Since developing the treatment more than two decades ago, Kimmel Cancer Center experts have performed more than 2,000 half-matched transplants for adult and pediatric leukemia and lymphoma.
These clinical studies have proven so successful, with safety and toxicity comparable to matched transplants, that the therapy is now used to treat chronic but debilitating noncancerous diseases of the blood in adults and children, such as sickle cell anemia and severe autoimmune disorders.
More recently, a revolutionary study using half-matched transplants to improve the effectiveness and safety of solid organ transplants with living donors has begun. Kimmel Cancer Center researchers are collaborating with transplant surgeons to begin a combined kidney/half-identical bone marrow transplant. Since the patient and donor would have the same immune system, it could essentially eliminate organ rejection and a lifetime of antirejection drugs.
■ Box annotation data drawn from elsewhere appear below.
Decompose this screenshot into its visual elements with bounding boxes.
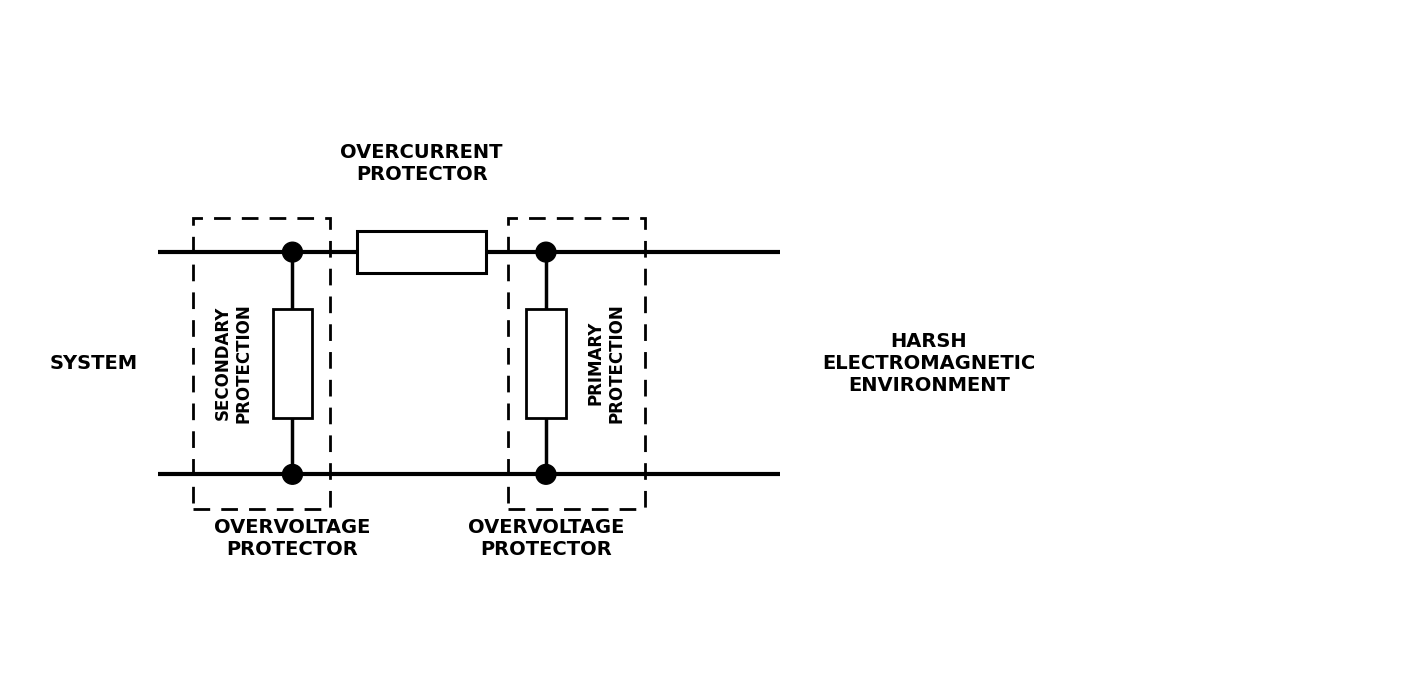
Text: OVERCURRENT
PROTECTOR: OVERCURRENT PROTECTOR bbox=[340, 143, 502, 184]
Circle shape bbox=[283, 464, 303, 484]
Text: SYSTEM: SYSTEM bbox=[50, 353, 138, 373]
Text: OVERVOLTAGE
PROTECTOR: OVERVOLTAGE PROTECTOR bbox=[215, 518, 370, 559]
Bar bbox=[357, 232, 487, 273]
Bar bbox=[194, 217, 330, 509]
Bar bbox=[508, 217, 646, 509]
Text: SECONDARY
PROTECTION: SECONDARY PROTECTION bbox=[213, 303, 252, 423]
Circle shape bbox=[283, 242, 303, 262]
Bar bbox=[273, 309, 313, 417]
Circle shape bbox=[536, 242, 556, 262]
Circle shape bbox=[536, 464, 556, 484]
Text: HARSH
ELECTROMAGNETIC
ENVIRONMENT: HARSH ELECTROMAGNETIC ENVIRONMENT bbox=[822, 332, 1036, 395]
Text: OVERVOLTAGE
PROTECTOR: OVERVOLTAGE PROTECTOR bbox=[468, 518, 625, 559]
Bar bbox=[527, 309, 566, 417]
Text: PRIMARY
PROTECTION: PRIMARY PROTECTION bbox=[586, 303, 625, 423]
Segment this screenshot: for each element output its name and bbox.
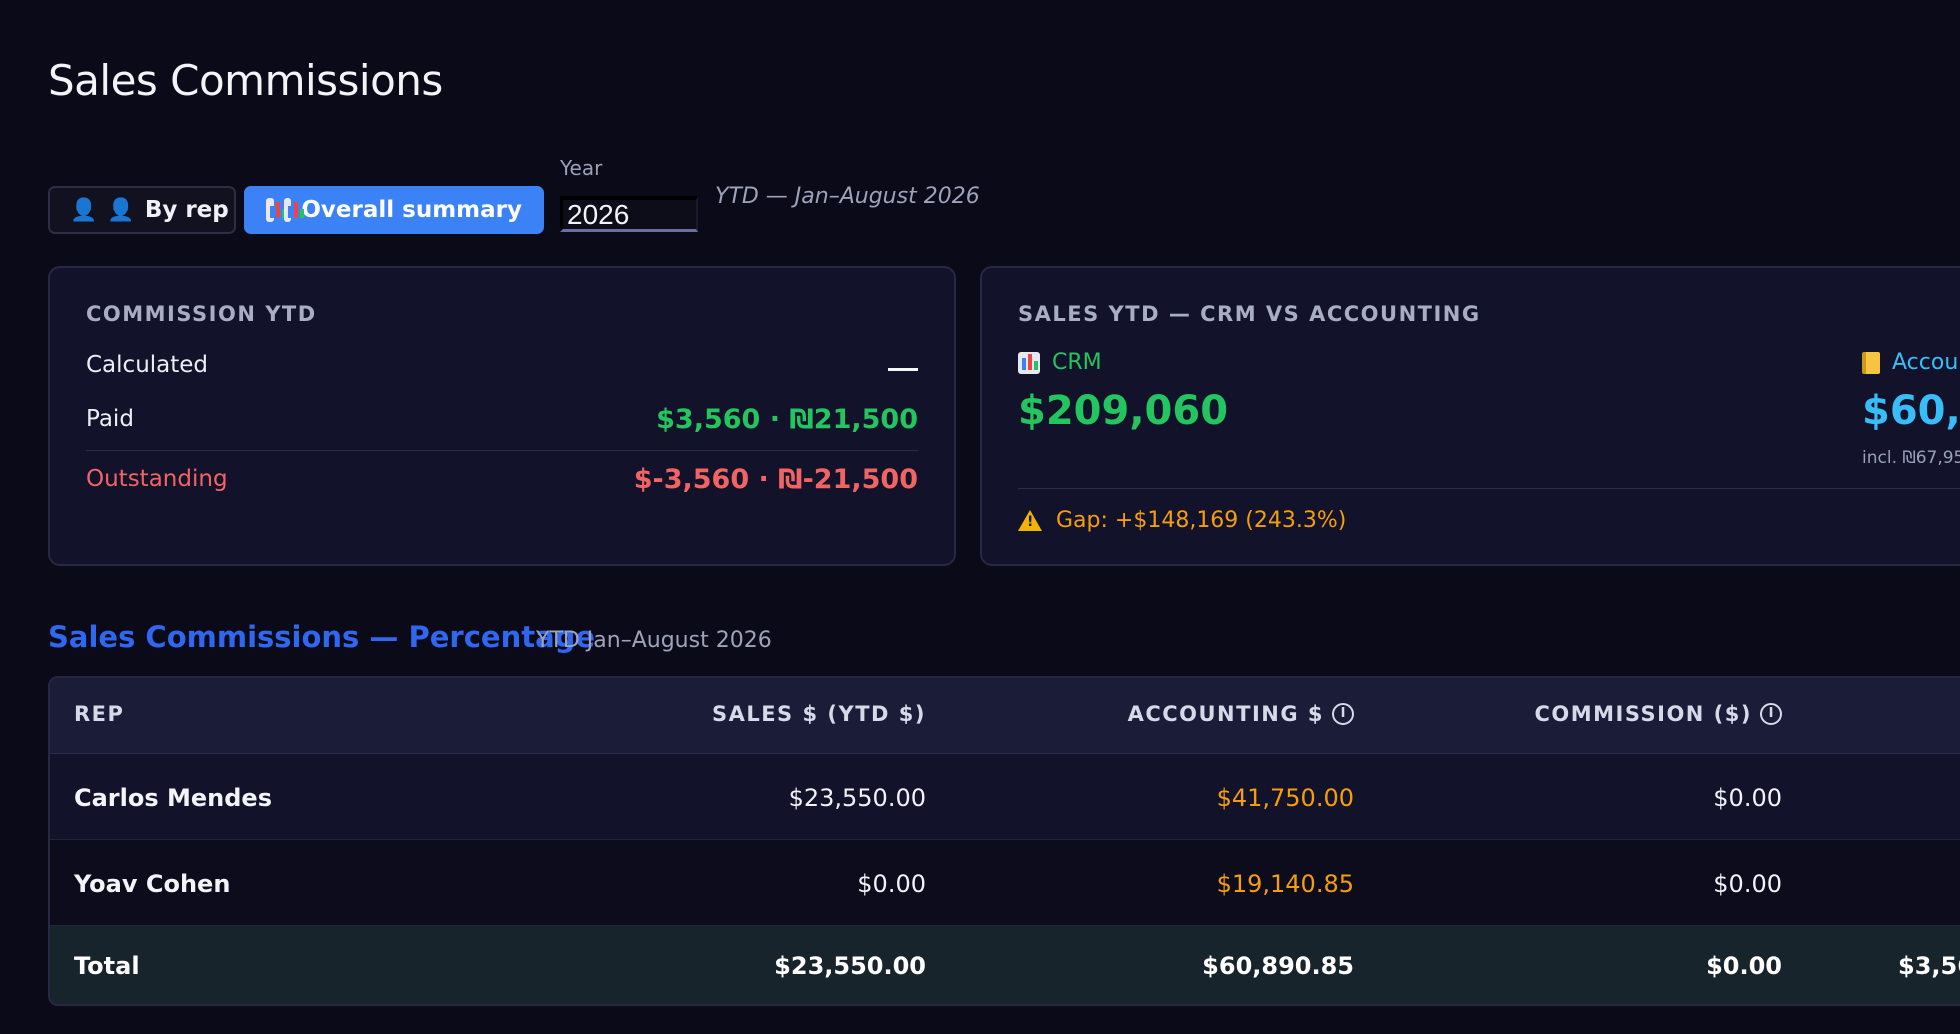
calculated-label: Calculated xyxy=(86,352,209,378)
table-row: Yoav Cohen $0.00 $19,140.85 $0.00 xyxy=(50,840,1960,926)
toolbar: 👤 👤 By rep Overall summary Year YTD — Ja… xyxy=(48,156,1048,236)
crm-value: $209,060 xyxy=(1018,388,1229,434)
commission-card-heading: Commission YTD xyxy=(86,302,317,326)
calculated-empty-dash xyxy=(888,368,918,371)
table-row: Carlos Mendes $23,550.00 $41,750.00 $0.0… xyxy=(50,754,1960,840)
column-header-sales[interactable]: Sales $ (YTD $) xyxy=(712,702,926,726)
commission-ytd-card: Commission YTD Calculated Paid $3,560 · … xyxy=(48,266,956,566)
commission-cell: $0.00 xyxy=(1713,870,1782,898)
page-title: Sales Commissions xyxy=(48,56,443,105)
column-header-accounting-label: Accounting $ xyxy=(1127,702,1324,726)
sales-cell: $0.00 xyxy=(857,870,926,898)
total-label: Total xyxy=(74,952,140,980)
table-header: Rep Sales $ (YTD $) Accounting $ i Commi… xyxy=(50,678,1960,754)
column-header-commission[interactable]: Commission ($) i xyxy=(1534,702,1782,726)
commissions-table: Rep Sales $ (YTD $) Accounting $ i Commi… xyxy=(48,676,1960,1006)
accounting-incl-note: incl. ₪67,950 xyxy=(1862,448,1960,468)
commission-cell: $0.00 xyxy=(1713,784,1782,812)
warning-icon xyxy=(1018,510,1042,531)
sales-cell: $23,550.00 xyxy=(788,784,926,812)
rep-name: Carlos Mendes xyxy=(74,784,272,812)
total-accounting-cell: $60,890.85 xyxy=(1202,952,1354,980)
table-total-row: Total $23,550.00 $60,890.85 $0.00 $3,56 xyxy=(50,926,1960,1004)
accounting-value: $60,8 xyxy=(1862,388,1960,434)
total-sales-cell: $23,550.00 xyxy=(774,952,926,980)
accounting-cell: $19,140.85 xyxy=(1216,870,1354,898)
person-icon: 👤 xyxy=(107,197,135,223)
bar-chart-icon xyxy=(266,198,286,222)
crm-label: CRM xyxy=(1052,350,1102,375)
column-header-rep[interactable]: Rep xyxy=(74,702,124,726)
bar-chart-icon xyxy=(1018,351,1040,374)
info-icon[interactable]: i xyxy=(1760,703,1782,725)
year-input[interactable] xyxy=(560,196,698,232)
column-header-accounting[interactable]: Accounting $ i xyxy=(1128,702,1354,726)
section-subtitle: YTD Jan–August 2026 xyxy=(536,628,772,653)
outstanding-label: Outstanding xyxy=(86,466,228,492)
divider xyxy=(1018,488,1960,489)
year-label: Year xyxy=(560,156,603,180)
bar-chart-icon xyxy=(283,198,304,222)
accounting-cell: $41,750.00 xyxy=(1216,784,1354,812)
rep-name: Yoav Cohen xyxy=(74,870,231,898)
notebook-icon xyxy=(1862,351,1880,374)
divider xyxy=(86,450,918,451)
ytd-note: YTD — Jan–August 2026 xyxy=(715,184,980,209)
total-commission-cell: $0.00 xyxy=(1706,952,1782,980)
column-header-commission-label: Commission ($) xyxy=(1534,702,1752,726)
by-rep-button[interactable]: 👤 👤 By rep xyxy=(48,186,236,234)
sales-card-heading: Sales YTD — CRM vs Accounting xyxy=(1018,302,1481,326)
info-icon[interactable]: i xyxy=(1332,703,1354,725)
outstanding-value: $-3,560 · ₪-21,500 xyxy=(633,464,918,495)
paid-label: Paid xyxy=(86,406,134,432)
paid-value: $3,560 · ₪21,500 xyxy=(656,404,918,435)
column-header-sales-label: Sales $ (YTD $) xyxy=(711,702,926,726)
by-rep-label: By rep xyxy=(144,197,229,223)
sales-ytd-card: Sales YTD — CRM vs Accounting CRM $209,0… xyxy=(980,266,1960,566)
overall-summary-button[interactable]: Overall summary xyxy=(244,186,544,234)
gap-text: Gap: +$148,169 (243.3%) xyxy=(1056,508,1347,533)
overall-summary-label: Overall summary xyxy=(301,197,522,223)
accounting-tag: Accoun xyxy=(1862,350,1960,375)
column-header-rep-label: Rep xyxy=(74,702,125,726)
total-extra-cell: $3,56 xyxy=(1898,952,1960,980)
gap-warning: Gap: +$148,169 (243.3%) xyxy=(1018,508,1346,533)
person-icon: 👤 xyxy=(70,197,98,223)
accounting-label: Accoun xyxy=(1892,350,1960,375)
section-title: Sales Commissions — Percentage xyxy=(48,620,596,654)
crm-tag: CRM xyxy=(1018,350,1102,375)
“GVHD limited the ability to do mismatched transplants in the past, but today, it is so well-managed — in large part due to cyclophosphamide — that nearly 95% of patients survive transplant, providing results in unmatched transplants that are the same or better than matched transplants,” says Jones, director of the Kimmel Cancer Center’s bone marrow transplant program. “It all started with Al Owens and George Santos 50 years ago.”
Milestones in Bone Marrow Transplantation and Hematologic Malignancies
1968: Cancer Center performs first bone marrow transplant
1977: Cyclophosphamide and busulfan drug becomes alternative to total body radiation as preparative regimen, eventually overtaking it as the most commonly used regimen for transplant
1980: Post-transplant cyclophosphamide found to prevent GVHD in mice and rats
1981: Acyclovir proven effective against common post-transplant viral infection
1984: Discovery of CD34 antibody makes it possible to isolate and collect bone marrow stem cells
1986: The cancer cell-purging drug 4-HC makes autologous (self-donor) bone marrow transplants possible
1989: Combining AZT with bone marrow transplant clears HIV in a patient with AIDS, and the first umbilical cord blood transplant for leukemia is performed
1990: Mild GVHD is found to boost disease-free survival
1993: Elutriation, which removes T cells while preserving stem cells, reduces bone marrow transplant complications and hospital stays
1994: Epstein Barr-Virus is used to mobilize the immune system against cancer cells, and a Center-developed technique shows that almost all AIDS-related brain lymphomas, about half of Hodgkin’s lymphomas and all nasopharyngeal cancers contain the virus
1995: Nurse-developed and run Inpatient/Outpatient (IPOP) bone marrow transplant center opens, and the pediatric bone marrow transplant center opens
An enzyme called ALDH protects blood stem cells against cyclophosphamide
2000: First half-matched bone marrow transplant with post-transplant cyclophosphamide
2002: High-dose cyclophosphamide shown to successfully treat severe aplastic anemia and other noncancer diseases
2014: Half-identical bone marrow transplant proven as safe and effective as fully matched bone marrow transplants
2023: Based on 50 years of research, post-transplant cyclophosphamide becomes the new standard of care for GVHD, and is reported in the New England Journal of Medicine.